Pour rappel, le dirham évolue, depuis le 9 mars 2020, dans une bande de fluctuation de ± 5%. Le chantier désormais engagé prévoit de supprimer le panier de devises qui sert de référence pour la cotation du dirham, tout en maintenant à court terme une marge de fluctuation élargie.

En attendant une transition vers un régime de change plus libre d’ici 2026, Bank Al-Maghrib a introduit un marché à terme de change pour aider les opérateurs à couvrir leur risque. Invité à en préciser le calendrier, Jouahri a réaffirmé que l’abandon du panier de devises ne saurait intervenir tant que le tissu économique n’est pas en mesure d’en absorber les implications.

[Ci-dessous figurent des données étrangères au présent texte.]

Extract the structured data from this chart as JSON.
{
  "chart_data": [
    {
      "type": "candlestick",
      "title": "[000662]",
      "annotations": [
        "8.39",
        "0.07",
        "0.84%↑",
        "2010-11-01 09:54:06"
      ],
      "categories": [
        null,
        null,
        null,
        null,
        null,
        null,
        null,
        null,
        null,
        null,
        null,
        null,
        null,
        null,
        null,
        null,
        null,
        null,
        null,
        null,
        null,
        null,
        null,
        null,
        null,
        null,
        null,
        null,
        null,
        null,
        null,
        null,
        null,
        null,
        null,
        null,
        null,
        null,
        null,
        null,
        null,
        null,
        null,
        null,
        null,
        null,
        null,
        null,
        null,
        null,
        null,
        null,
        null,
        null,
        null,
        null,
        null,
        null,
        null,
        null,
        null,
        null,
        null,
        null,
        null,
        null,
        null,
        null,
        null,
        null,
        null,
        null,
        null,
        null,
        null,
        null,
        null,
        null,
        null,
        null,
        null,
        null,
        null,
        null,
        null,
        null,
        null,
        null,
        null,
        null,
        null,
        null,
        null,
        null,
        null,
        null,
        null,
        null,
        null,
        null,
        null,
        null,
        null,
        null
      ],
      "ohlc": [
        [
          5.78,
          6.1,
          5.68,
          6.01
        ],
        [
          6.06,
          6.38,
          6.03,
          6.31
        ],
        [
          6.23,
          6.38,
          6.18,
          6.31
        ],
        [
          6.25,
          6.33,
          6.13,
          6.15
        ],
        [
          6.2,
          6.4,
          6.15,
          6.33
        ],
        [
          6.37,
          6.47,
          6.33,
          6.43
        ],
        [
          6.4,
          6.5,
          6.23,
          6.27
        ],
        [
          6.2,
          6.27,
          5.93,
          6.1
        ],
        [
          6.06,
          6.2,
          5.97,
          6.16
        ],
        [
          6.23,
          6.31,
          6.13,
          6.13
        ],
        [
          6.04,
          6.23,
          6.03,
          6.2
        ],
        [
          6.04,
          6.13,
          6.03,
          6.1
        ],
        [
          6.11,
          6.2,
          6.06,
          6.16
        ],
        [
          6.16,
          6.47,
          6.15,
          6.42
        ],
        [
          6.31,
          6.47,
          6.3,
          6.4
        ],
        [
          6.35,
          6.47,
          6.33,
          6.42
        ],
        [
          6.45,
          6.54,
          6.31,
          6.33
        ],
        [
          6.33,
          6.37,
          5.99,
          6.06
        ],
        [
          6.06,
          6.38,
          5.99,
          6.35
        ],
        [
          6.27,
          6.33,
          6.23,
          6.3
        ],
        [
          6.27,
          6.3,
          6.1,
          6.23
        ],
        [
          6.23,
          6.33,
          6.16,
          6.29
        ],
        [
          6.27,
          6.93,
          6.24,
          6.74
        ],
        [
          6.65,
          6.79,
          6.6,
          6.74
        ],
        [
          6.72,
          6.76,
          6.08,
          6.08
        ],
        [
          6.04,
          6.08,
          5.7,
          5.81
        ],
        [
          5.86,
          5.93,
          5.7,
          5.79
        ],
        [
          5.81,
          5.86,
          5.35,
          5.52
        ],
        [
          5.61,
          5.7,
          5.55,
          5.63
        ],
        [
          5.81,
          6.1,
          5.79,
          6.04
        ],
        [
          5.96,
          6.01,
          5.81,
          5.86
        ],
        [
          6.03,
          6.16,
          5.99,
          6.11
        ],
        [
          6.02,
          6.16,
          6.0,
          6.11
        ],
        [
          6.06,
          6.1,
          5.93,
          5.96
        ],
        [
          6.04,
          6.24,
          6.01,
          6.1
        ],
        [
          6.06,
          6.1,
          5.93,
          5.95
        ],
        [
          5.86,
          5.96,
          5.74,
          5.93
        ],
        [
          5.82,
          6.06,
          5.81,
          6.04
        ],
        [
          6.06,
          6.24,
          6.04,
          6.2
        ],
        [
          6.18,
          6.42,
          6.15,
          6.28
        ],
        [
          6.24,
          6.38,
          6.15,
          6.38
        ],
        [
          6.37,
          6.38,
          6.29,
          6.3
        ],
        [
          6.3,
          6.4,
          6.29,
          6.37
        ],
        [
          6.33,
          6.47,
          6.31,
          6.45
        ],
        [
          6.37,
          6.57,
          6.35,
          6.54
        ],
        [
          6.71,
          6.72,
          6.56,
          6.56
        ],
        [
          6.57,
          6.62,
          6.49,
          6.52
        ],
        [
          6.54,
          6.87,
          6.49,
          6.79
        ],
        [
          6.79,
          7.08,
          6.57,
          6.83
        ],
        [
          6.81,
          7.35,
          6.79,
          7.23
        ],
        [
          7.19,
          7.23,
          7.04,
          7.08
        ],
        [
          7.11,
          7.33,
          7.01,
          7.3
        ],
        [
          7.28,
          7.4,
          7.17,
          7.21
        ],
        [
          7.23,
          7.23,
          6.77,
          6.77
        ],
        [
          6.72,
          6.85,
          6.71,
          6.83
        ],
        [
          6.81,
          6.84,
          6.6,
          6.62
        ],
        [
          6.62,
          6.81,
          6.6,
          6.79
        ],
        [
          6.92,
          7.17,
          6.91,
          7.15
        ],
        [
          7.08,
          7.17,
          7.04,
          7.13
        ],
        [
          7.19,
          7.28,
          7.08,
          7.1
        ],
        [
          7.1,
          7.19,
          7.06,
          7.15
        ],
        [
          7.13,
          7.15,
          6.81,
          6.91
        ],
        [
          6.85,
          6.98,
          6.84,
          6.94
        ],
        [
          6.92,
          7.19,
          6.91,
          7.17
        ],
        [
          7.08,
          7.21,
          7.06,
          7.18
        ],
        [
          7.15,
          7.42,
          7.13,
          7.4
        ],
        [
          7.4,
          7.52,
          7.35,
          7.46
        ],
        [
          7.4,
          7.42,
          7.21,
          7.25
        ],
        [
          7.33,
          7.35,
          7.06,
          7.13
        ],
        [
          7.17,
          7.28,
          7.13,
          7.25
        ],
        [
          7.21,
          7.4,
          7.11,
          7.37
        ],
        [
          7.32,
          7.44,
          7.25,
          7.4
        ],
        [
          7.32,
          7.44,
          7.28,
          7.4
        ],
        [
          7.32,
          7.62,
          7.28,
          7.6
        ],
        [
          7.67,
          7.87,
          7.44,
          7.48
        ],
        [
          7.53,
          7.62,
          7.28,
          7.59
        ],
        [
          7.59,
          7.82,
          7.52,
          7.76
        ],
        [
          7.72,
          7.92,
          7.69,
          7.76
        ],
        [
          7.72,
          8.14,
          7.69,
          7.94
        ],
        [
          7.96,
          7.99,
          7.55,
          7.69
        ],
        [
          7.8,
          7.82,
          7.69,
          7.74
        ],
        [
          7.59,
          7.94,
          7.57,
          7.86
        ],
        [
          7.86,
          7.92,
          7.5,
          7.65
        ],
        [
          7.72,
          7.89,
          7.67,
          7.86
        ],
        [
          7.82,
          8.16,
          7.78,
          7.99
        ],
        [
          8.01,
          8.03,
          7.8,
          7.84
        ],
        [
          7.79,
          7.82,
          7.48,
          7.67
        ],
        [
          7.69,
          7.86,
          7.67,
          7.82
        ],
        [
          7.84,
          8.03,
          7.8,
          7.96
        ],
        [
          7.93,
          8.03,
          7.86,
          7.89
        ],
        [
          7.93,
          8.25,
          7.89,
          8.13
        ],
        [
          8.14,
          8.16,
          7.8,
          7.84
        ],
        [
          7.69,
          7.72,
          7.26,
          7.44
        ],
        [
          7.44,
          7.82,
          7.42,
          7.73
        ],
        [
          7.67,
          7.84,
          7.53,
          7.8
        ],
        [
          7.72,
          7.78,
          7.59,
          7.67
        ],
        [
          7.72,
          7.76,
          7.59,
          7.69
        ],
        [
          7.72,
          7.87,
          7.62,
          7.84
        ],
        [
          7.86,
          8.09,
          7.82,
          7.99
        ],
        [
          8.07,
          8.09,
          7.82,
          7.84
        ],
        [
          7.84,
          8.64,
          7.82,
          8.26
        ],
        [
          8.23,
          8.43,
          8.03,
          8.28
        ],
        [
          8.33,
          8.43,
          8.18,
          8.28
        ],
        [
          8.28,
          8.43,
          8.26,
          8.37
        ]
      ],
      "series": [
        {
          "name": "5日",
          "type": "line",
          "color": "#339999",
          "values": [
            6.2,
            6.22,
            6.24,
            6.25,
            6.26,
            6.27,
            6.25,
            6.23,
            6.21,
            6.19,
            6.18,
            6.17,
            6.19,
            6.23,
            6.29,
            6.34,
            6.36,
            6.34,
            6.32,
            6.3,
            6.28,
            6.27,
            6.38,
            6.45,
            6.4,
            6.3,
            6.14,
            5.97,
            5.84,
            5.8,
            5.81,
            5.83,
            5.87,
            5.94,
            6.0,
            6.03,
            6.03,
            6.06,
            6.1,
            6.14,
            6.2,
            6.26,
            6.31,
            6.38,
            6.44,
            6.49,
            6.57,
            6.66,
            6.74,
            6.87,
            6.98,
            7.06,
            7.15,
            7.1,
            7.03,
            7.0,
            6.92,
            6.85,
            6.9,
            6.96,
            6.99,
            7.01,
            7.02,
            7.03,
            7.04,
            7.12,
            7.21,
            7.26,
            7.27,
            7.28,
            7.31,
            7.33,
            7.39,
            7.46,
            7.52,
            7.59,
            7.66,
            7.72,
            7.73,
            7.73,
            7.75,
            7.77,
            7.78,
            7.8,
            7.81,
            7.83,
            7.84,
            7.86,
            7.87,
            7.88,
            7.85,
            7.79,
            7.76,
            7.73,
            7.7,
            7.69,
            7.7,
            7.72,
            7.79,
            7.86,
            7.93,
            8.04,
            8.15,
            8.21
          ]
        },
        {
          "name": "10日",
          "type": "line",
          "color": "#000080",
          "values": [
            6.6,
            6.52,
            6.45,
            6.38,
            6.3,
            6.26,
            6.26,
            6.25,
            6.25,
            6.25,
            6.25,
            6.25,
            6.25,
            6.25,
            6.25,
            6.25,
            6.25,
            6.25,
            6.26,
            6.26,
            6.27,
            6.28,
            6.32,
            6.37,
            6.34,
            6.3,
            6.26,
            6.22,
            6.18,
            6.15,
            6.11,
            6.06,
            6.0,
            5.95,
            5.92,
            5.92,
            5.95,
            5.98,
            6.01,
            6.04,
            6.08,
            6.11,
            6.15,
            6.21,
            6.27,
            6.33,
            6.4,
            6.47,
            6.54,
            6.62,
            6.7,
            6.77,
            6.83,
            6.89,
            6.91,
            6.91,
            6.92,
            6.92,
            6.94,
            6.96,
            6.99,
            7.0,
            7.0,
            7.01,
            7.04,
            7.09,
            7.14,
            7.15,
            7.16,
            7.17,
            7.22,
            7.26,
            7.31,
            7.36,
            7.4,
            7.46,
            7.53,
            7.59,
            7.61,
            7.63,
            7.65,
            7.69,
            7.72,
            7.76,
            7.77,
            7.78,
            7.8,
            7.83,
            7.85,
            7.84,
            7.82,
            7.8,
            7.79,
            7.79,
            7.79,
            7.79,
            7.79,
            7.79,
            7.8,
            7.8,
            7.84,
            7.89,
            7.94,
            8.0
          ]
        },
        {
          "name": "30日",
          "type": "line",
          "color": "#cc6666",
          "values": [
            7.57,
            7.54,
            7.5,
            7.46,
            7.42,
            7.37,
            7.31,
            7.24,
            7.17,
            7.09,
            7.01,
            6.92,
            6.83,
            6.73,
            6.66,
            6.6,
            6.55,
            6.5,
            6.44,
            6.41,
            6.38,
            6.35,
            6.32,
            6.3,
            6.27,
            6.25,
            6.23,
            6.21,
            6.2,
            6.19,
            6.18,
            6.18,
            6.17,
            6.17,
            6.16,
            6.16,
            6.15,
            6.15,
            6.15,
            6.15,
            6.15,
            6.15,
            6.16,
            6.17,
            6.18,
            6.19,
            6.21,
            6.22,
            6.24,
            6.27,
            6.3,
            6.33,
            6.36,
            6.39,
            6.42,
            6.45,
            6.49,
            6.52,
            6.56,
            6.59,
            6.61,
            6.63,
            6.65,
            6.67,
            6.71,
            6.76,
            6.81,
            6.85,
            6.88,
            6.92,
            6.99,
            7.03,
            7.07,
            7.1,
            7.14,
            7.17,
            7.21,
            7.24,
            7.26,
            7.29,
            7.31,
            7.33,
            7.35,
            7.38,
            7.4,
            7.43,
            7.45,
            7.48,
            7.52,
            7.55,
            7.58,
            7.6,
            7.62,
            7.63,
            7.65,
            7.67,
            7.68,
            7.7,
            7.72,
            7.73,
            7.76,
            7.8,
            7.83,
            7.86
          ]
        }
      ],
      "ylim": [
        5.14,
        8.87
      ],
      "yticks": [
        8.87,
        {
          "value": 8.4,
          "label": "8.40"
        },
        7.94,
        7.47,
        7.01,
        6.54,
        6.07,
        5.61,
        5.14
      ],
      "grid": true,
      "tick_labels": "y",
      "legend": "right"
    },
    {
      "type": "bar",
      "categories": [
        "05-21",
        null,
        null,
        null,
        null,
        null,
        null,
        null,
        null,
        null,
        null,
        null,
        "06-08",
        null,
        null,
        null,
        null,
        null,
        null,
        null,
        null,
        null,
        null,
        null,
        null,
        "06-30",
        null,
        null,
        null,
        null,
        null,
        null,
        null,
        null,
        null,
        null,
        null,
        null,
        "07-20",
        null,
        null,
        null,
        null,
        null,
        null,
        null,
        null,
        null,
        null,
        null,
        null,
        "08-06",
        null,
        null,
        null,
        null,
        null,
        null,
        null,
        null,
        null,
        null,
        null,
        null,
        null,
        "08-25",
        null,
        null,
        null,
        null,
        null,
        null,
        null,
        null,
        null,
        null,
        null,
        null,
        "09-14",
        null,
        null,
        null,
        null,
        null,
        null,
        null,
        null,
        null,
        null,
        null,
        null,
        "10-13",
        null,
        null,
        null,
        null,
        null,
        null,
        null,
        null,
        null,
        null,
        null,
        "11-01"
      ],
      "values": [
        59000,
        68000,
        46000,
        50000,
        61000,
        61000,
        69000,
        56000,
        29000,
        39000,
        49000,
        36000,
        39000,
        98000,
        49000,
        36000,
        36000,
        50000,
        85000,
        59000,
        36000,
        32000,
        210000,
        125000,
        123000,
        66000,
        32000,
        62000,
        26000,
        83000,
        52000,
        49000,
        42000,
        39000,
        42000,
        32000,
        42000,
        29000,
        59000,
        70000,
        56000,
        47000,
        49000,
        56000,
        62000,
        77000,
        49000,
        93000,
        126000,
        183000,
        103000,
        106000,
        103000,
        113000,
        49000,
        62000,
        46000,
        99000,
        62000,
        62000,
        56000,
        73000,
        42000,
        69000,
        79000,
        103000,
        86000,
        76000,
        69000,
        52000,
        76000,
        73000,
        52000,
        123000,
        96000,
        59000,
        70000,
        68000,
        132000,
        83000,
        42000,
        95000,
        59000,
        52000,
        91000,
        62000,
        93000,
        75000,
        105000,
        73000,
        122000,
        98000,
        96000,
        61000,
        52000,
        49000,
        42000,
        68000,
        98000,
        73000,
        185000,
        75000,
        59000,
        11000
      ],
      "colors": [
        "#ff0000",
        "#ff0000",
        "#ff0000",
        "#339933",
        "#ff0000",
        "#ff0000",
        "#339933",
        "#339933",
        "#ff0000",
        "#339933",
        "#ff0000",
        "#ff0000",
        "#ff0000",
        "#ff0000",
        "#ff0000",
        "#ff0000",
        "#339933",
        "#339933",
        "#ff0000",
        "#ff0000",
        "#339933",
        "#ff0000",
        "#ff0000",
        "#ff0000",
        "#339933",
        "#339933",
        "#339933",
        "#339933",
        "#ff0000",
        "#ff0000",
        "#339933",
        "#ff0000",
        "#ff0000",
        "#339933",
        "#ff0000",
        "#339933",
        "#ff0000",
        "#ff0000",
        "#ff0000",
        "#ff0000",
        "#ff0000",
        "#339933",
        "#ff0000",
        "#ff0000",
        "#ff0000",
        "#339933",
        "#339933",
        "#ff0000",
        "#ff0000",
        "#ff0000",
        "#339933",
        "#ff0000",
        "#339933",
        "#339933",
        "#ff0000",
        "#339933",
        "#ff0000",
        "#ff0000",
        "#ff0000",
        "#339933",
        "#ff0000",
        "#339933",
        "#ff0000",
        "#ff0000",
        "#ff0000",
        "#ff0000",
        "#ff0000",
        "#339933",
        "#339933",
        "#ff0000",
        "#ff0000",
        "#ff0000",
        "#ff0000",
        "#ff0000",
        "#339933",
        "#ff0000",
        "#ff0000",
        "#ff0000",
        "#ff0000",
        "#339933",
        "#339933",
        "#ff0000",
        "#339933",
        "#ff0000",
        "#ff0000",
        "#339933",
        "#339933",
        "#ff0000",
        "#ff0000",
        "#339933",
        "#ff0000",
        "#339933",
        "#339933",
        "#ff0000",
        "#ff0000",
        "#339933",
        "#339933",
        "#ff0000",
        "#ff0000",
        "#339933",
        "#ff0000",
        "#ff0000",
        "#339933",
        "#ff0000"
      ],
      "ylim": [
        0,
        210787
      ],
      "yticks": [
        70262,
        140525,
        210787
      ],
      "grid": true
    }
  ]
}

La transition vers un ciblage de l’inflation suppose, selon lui, que les entreprises comprennent pleinement les ajustements nécessaires pour ne pas subir les effets d’une volatilité accrue. Avec l’appui du Fonds monétaire international, un travail méthodologique a été engagé pour affiner les modèles et préparer les équipes.

Le dispositif prévoit une phase de test en 2026, conçue comme une «année blanche», durant laquelle l’ancien cadre et le nouveau fonctionneraient en parallèle afin de mesurer la solidité du système avant le basculement officiel. Au-delà de l’aspect technique, le conseil du 23 septembre a pris une dimension plus symbolique. Abdellatif Jouahri, bien qu’il renonce à «écrire ses mémoires», en a fait le prélude d’un testament institutionnel, dont d’autres fragments seront, à n’en pas douter, distillés au gré des dernières réunions qu’il aura à présider.